Внизу Анна Николаевна сняла руку, а девочка, столь же машинально, выпрямила спинку.
– Там… На Литейном, – выговорила наконец Лена. – Артиллерийская.
– Идем, дорогая, идем, – ровным голосом отозвалась мать.
Движение на Литейном оказалось перекрытым. Помимо того дорогу перегородили и для пешеходов. Взволнованная толпа, уже не малая, не позволяла толком разглядеть, что происходит чуть дальше, у Сергиевской Всей Артиллерии церкви.
Впрочем, Анна Николаевна уже поняла все.
«Им мало убить Колю, им мало запретить его стихи. Весь наш мир приговорен, его убьют весь. Пытаешься найти какую-то выбоинку меж жерновами, чтобы в ней жить. Иной раз и вправду что-то начинает получаться. Но каждый раз – черная метка, напоминание: вы всего лишь ждете расстрела».
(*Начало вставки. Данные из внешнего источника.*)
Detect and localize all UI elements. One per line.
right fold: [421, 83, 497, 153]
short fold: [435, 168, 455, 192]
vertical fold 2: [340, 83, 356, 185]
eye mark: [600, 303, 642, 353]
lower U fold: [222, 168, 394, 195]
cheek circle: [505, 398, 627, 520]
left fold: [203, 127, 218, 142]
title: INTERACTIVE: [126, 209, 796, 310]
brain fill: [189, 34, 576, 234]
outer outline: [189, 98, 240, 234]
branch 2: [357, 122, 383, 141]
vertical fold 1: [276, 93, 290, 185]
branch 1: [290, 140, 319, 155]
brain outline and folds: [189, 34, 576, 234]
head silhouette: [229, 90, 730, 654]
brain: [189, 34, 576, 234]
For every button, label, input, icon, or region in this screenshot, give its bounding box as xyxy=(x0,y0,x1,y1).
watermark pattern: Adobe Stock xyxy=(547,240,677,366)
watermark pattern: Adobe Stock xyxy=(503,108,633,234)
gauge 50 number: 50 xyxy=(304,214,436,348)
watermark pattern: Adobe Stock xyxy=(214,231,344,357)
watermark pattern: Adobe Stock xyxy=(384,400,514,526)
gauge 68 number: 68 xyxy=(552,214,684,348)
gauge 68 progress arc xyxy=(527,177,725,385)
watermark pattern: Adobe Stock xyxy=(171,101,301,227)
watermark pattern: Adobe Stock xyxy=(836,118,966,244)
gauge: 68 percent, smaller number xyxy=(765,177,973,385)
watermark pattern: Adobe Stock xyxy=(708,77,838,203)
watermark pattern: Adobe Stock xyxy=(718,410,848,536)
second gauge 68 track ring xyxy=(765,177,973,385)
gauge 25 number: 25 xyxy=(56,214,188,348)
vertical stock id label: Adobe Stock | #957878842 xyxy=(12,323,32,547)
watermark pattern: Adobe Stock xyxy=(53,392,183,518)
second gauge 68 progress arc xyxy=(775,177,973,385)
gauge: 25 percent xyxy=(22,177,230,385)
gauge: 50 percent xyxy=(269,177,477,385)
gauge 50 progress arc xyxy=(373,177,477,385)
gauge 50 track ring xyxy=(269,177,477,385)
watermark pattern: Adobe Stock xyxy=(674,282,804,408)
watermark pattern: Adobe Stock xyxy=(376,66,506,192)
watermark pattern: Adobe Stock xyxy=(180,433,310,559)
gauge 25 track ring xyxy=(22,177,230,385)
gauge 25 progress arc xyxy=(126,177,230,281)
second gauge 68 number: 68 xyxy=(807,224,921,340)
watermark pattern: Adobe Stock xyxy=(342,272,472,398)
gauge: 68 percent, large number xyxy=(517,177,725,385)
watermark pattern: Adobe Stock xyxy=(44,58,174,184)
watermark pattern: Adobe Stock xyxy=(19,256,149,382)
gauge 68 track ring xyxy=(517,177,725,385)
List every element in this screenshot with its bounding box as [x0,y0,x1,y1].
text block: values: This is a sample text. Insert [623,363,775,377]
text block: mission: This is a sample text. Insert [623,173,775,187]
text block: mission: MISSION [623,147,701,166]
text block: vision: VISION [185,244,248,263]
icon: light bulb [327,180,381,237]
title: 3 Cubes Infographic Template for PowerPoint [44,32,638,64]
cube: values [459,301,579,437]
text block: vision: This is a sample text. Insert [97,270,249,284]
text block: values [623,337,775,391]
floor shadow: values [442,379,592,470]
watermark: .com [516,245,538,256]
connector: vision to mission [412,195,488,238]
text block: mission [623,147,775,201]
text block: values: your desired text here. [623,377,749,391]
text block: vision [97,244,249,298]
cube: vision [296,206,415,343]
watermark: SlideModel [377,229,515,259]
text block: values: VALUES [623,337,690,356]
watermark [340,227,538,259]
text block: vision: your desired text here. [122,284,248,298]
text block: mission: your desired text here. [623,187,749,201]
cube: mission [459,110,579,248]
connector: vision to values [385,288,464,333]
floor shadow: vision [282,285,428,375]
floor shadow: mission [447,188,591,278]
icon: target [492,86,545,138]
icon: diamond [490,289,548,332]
И, словно замыкая четверостишие, на прозвучавшее в голове слово «расстрел» срифмовалось случайно услышанное:
– Тесно им, вишь, стало на Гороховой, – вздохнула старушка из простых, в сереньком платочке. – Здесь теперь хотят христианский род убивать-мучить. Сказывают, много этажей понагромоздят. И вверх и под землю. Для подвалов для пытошных. До адища глубиной пойдут этажи.
– А вы бы, гражданочка, поаккуратнее с контрреволюционной агитацией, – развязно вмешался молодой человек в мятых брюках и полосатой спортивной рубахе, украшенной значком Осавиахима. – Так ведь можно и неприятностей получить.
– Яйца курицу не учат, – гневно отозвалась старушка, оторвав взгляд от рабочих, разгружавших за ограждением грузовик, под приглядом солдат в васильковых фуражках с красным околышем. – Особо если курица хоть и старая, да годная, а яйцо вконец тухлое. Чем меня стращать надумал? Я пятерых сыновей пережила, чего мне терять-то? Развелось иродов-супостатов…
Все меньше и меньше столь откровенных слов на улице, подумалось далее Анне Николаевне. Не выбирают слов уж в самом деле только те, у кого ничего в жизни не осталось. Ей в ее тридцать с небольшим лет, в ее четвертой жизни, есть что терять. Первая жизнь, зыбкое воспоминание, слишком счастливая сказка. Сказка, что рассказывалась на сияющих паркетах, казавшихся маленькому ребенку не комнатами, а площадями. Сказка с дрожащими свечками и бьющими в барабаны стеклянными зайцами на немыслимо огромных ёлках, сказка, расширяющаяся гравиевыми аллеями, лужайками, рощами, прудом, доверчивым пони Орешком, первой настоящей лошадью Федрой… С музыкой, с неспешным шелестом прописей и круженьем глобуса, с теннисом, танцами… В нее теперь трудно верится, в ту сказку. Вторая жизнь, жутковатая, но высокая – курсы сестер, военный госпиталь… Третья, голодная и очень страшная, но такая живая: безумная завороженная влюбленность в Колю, рождение Лены, которую в первый год жизни было порой вовсе нечем кормить – даже пришлось отдавать на несколько месяцев в приют. Тяжелое счастье, но счастье. Та жизнь оборвалась в том черном августе. И эта, нынешняя, тоже страшная, но иная, безжизненная. Но сколько все же дорогого в ней: родители, театр, маленький ребенок и эта девочка, что порой так мучительно напоминает Колю: неуловимыми манерами, жестами, привычкой раскачиваться на стуле и в задумчивости барабанить пальцами правой руки.
Анна Николаевна вздохнула, кинула невольный взгляд на дочь, удостоверившись, что девочка не оторвана от нее толпой. За руку не возьми, она-де уже большая. Иногда ее терзали угрызения совести: ведь не только потому бэби так часто и подолгу у родных, что там молоко и чистый воздух. Лена, маленький бессознательный деспот, отчего-то требует полного внимания всей семьи. В сердце деда она, не замечая, оттеснила всех, правит маленькой королевной. Так ли он воспитывал ее самое, Анну? Ведь был куда как строг. И к чему она, взрослый человек, сейчас пошла на поводу у ребенка, придя сюда, где сейчас будет горько и страшно?